If you run this function is the root directory of the repository, it will build dunst, kill any running instances and run your freshly built version of dunst.

Testing dunst

To test dunst, it's good to know the following commands. This way you can test dunst on your local system and you don't have to wait for CI to finish.

Run test suite

This will build dunst if there were any changes and run the test suite. You will need awk for this to work (to color the output of the tests).

    make test

Run memory leak tests

This will build dunst if there were any changes and run the test suite with valgrind to make sure there aren't any memory leaks. You will have to build your tests so that they free all allocated memory after you are done, otherwise this test will fail. You will need to have valgrind installed for this.

    make test-valgrind

Build the doxygen documentation

The internal documentation can be built with (doxygen and graphviz required):

    make doc-doxygen

To open them in your browser you can run something like:

    firefox docs/internal/html/index.html

Running the tests with docker

Dunst has a few docker images for running tests on different distributions. The documentation for this can be found at https://github.com/dunst-project/docker-images

Comments

  • Comment system is held similar to JavaDoc
    • Use @param to describe all input parameters
    • Use @return to describe the output value
    • Use @retval to describe special return values (like NULL)
    • Documentation comments should start with a double star (/**)
    • Append () to function names and prepend variables with # to properly reference them in the docs
  • Add comments to all functions and methods
  • Markdown inside the comments is allowed and also desired
  • Add the comments to the prototype. Doxygen will merge the protoype and implementation documentation anyways. Except for static methods, add the documentation header to the implementation and not to the prototype.
  • Member documentation should happen with /**< and should span to the right side of the member
  • Test files that have the same name as a file in src/* can include the associated .c file. This is because they are being compiled INSTEAD of the src file.

Log messages

Messages

  • Keep your message in common format: <problem>: <problematic value/description>
  • If you have to write text, single quote values in your sentence.

Levels

For logging, there are printf-like macros LOG_(E|C|W|M|I|D).

  • LOG_E (ERROR):
    • All messages, which lead to immediate abort and are caused by a programming error.

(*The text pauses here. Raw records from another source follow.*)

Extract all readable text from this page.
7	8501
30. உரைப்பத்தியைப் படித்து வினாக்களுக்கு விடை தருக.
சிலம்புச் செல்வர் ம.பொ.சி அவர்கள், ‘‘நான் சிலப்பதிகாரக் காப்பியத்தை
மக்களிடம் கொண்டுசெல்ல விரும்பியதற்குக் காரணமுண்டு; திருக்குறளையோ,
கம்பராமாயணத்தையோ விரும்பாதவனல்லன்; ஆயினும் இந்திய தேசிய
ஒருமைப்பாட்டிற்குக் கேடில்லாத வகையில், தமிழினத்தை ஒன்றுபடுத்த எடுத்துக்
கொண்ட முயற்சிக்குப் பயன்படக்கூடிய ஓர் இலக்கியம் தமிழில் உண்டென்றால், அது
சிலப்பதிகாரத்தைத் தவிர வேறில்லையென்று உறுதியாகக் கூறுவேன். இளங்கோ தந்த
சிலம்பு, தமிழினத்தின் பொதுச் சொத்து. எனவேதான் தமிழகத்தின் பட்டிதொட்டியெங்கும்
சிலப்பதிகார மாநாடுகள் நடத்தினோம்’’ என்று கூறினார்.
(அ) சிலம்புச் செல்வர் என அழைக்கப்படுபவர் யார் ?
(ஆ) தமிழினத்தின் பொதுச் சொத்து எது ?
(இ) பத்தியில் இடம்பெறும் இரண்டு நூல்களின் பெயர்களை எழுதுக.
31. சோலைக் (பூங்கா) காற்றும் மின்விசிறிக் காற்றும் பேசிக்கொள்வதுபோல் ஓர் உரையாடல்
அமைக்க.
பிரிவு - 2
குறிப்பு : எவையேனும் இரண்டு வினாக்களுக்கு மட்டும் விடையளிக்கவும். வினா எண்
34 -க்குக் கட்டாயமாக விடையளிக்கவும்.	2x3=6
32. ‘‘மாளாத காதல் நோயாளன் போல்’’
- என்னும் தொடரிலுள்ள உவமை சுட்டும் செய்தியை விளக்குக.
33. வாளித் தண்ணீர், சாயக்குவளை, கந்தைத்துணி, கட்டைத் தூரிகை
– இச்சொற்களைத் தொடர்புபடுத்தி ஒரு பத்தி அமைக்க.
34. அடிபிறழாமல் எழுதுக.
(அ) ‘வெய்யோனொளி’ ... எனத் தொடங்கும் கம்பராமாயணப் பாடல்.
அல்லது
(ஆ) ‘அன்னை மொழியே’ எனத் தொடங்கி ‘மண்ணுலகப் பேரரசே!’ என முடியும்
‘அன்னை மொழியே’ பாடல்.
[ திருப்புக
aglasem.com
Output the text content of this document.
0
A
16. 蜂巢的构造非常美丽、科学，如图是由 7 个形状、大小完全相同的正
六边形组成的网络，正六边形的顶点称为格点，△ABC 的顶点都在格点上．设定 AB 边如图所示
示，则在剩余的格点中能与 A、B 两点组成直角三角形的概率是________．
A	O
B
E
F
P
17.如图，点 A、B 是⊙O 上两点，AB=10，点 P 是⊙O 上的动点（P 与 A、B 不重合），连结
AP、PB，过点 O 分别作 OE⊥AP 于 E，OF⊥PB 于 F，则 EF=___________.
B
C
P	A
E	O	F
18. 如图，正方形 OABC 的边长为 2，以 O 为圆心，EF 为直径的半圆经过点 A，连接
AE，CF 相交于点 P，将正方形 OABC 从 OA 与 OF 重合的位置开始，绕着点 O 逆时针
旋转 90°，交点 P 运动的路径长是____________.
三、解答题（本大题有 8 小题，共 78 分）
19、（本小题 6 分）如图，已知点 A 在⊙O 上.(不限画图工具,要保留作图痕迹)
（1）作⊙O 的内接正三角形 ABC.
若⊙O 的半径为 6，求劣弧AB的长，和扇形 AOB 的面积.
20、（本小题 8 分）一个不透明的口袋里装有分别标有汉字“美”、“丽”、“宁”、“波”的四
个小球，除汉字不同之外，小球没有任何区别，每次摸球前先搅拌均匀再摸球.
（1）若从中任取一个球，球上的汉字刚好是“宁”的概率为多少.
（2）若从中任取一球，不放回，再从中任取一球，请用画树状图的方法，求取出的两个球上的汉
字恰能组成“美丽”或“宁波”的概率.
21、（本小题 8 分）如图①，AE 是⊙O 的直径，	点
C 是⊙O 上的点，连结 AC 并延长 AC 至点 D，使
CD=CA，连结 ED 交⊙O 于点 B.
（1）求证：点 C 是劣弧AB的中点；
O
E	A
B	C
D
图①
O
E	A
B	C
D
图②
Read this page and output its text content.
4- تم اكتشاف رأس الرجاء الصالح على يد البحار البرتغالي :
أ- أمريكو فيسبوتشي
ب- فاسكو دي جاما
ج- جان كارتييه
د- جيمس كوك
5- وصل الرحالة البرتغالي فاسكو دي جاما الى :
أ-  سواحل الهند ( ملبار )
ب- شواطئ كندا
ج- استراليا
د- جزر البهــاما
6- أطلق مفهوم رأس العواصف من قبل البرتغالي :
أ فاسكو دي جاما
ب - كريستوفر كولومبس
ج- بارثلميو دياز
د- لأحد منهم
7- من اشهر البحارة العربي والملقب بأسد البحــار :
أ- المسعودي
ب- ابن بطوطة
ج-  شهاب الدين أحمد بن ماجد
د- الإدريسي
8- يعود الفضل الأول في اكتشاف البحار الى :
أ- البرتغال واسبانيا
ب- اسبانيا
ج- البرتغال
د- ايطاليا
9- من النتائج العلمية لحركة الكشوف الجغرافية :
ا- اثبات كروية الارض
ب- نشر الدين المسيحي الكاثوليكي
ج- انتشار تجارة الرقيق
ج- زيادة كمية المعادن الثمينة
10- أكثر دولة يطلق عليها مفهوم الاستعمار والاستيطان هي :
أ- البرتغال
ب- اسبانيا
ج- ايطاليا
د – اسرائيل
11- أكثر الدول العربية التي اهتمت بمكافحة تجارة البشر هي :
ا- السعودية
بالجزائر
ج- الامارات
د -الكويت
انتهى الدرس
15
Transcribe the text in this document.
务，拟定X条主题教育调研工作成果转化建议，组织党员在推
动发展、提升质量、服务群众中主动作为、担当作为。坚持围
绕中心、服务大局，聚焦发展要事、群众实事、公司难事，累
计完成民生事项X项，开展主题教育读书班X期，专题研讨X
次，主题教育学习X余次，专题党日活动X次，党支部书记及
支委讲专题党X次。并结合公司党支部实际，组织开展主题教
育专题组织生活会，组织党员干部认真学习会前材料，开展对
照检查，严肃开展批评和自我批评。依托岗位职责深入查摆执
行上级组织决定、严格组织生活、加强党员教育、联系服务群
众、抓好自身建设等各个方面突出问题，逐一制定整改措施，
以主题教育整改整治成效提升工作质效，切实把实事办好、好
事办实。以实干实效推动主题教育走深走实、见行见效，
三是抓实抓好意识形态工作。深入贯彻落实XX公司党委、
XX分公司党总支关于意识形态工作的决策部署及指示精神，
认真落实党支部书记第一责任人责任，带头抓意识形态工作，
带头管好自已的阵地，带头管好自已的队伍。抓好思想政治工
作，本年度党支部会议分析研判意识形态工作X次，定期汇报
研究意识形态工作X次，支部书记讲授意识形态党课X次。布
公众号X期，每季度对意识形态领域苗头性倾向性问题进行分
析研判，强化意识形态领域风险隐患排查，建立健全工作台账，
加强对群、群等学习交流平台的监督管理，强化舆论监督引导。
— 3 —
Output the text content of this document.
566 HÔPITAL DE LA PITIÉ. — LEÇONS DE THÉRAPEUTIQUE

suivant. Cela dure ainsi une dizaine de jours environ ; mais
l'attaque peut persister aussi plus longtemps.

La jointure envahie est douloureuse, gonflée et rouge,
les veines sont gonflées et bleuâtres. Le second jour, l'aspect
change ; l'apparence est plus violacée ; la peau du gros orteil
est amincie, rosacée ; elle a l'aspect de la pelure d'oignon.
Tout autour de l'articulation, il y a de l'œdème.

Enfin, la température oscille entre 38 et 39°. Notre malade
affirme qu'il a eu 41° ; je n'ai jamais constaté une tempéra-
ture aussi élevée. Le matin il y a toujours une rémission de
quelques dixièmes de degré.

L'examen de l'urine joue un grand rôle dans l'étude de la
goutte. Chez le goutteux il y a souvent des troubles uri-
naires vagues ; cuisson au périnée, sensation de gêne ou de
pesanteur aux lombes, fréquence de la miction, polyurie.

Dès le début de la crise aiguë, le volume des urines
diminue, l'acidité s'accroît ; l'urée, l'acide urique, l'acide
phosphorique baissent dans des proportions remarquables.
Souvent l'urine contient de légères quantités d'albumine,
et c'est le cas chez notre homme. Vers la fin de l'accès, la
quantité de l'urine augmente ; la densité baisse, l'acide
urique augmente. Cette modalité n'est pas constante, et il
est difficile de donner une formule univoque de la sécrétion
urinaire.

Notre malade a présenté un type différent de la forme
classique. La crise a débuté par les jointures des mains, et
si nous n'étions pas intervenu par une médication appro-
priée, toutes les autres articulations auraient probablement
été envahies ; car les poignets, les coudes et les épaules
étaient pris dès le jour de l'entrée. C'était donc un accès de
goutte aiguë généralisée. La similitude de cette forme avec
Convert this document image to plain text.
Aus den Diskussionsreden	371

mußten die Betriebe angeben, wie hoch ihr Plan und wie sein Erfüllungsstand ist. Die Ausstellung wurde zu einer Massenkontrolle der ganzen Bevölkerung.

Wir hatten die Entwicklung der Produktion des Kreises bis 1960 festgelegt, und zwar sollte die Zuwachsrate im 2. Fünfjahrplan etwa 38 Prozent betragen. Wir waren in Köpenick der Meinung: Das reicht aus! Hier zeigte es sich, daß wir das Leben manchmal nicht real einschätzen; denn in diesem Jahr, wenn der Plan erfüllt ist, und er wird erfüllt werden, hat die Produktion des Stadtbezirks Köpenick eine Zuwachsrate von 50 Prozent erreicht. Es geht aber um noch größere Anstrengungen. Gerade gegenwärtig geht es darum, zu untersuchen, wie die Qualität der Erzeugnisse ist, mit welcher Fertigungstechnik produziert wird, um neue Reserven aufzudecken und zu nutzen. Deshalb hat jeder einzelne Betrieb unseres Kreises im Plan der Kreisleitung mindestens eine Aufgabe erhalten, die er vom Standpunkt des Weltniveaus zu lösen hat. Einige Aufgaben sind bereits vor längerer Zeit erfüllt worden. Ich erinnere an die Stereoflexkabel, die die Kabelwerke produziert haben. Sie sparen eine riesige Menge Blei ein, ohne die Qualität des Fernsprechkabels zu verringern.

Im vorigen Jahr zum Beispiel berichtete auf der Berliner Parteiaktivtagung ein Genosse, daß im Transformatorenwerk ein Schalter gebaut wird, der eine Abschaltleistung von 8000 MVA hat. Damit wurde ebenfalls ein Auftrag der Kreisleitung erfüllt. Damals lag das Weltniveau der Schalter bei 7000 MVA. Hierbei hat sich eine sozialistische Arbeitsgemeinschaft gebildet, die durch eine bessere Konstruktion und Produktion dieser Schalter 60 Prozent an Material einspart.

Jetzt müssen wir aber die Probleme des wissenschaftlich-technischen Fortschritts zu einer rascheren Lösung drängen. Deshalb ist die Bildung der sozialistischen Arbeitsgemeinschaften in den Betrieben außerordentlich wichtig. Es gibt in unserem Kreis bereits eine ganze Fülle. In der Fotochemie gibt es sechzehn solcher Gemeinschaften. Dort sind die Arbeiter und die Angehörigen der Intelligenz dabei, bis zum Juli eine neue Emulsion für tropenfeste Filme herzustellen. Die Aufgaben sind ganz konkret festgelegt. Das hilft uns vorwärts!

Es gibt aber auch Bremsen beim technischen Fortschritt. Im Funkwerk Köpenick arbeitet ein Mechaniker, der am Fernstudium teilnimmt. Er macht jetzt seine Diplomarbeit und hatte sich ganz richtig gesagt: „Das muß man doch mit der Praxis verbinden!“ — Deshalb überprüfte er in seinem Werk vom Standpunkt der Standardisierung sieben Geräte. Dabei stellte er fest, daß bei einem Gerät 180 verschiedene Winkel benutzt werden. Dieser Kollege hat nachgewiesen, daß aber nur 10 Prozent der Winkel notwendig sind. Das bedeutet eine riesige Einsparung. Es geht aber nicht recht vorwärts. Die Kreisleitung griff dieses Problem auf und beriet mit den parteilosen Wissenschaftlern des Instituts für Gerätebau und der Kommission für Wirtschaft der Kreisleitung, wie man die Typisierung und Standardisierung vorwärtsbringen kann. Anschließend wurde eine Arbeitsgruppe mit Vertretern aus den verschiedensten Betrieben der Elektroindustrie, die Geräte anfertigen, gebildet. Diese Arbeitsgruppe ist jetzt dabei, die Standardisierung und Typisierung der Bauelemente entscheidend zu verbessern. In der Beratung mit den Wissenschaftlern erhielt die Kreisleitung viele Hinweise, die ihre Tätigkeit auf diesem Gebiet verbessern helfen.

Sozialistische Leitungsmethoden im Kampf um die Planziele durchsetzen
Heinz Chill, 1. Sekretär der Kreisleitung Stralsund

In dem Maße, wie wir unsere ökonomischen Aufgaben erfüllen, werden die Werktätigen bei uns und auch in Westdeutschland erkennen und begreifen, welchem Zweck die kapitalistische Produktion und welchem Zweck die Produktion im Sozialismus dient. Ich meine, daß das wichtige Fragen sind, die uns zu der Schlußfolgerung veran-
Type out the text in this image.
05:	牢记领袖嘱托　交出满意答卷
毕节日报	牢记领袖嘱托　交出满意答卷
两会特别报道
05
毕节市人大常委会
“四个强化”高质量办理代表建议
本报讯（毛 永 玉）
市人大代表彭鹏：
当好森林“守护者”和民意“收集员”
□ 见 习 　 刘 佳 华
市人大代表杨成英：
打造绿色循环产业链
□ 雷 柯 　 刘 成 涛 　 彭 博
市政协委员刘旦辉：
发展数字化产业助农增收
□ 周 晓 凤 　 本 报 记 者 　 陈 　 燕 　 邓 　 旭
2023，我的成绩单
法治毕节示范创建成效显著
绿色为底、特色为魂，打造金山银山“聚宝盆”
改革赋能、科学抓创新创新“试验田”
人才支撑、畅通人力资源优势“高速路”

The program needs patching and the error is not user recoverable.
    • e.g.: Switching over an enum, LOG_E would go into the default case.
  • LOG_C (CRITICAL):
    • The program cannot continue to work. It is used in the wrong manner or some outer conditions are not met.
    • e.g.: -config parameter value is unreadable file
  • DIE (CRITICAL):
    • A shorthand for LOG_C and terminating the program after. This does not dump the core (unlike LOG_E).
  • LOG_W (WARNING):
    • Something is not in shape, but it's recoverable.
    • e.g.: A value is not parsable in the config file, which will default.
  • LOG_M (MESSAGE):
    • Important info, which informs about the state.
    • e.g.: An empty notification does get removed immediately.
  • LOG_I (INFO):
    • Mostly unneccessary info, but important to debug (as the user) some use cases.
    • e.g.: print the notification contents after arriving
  • LOG_D (DEBUG):
    • Only important during development or tracing some bugs (as the developer).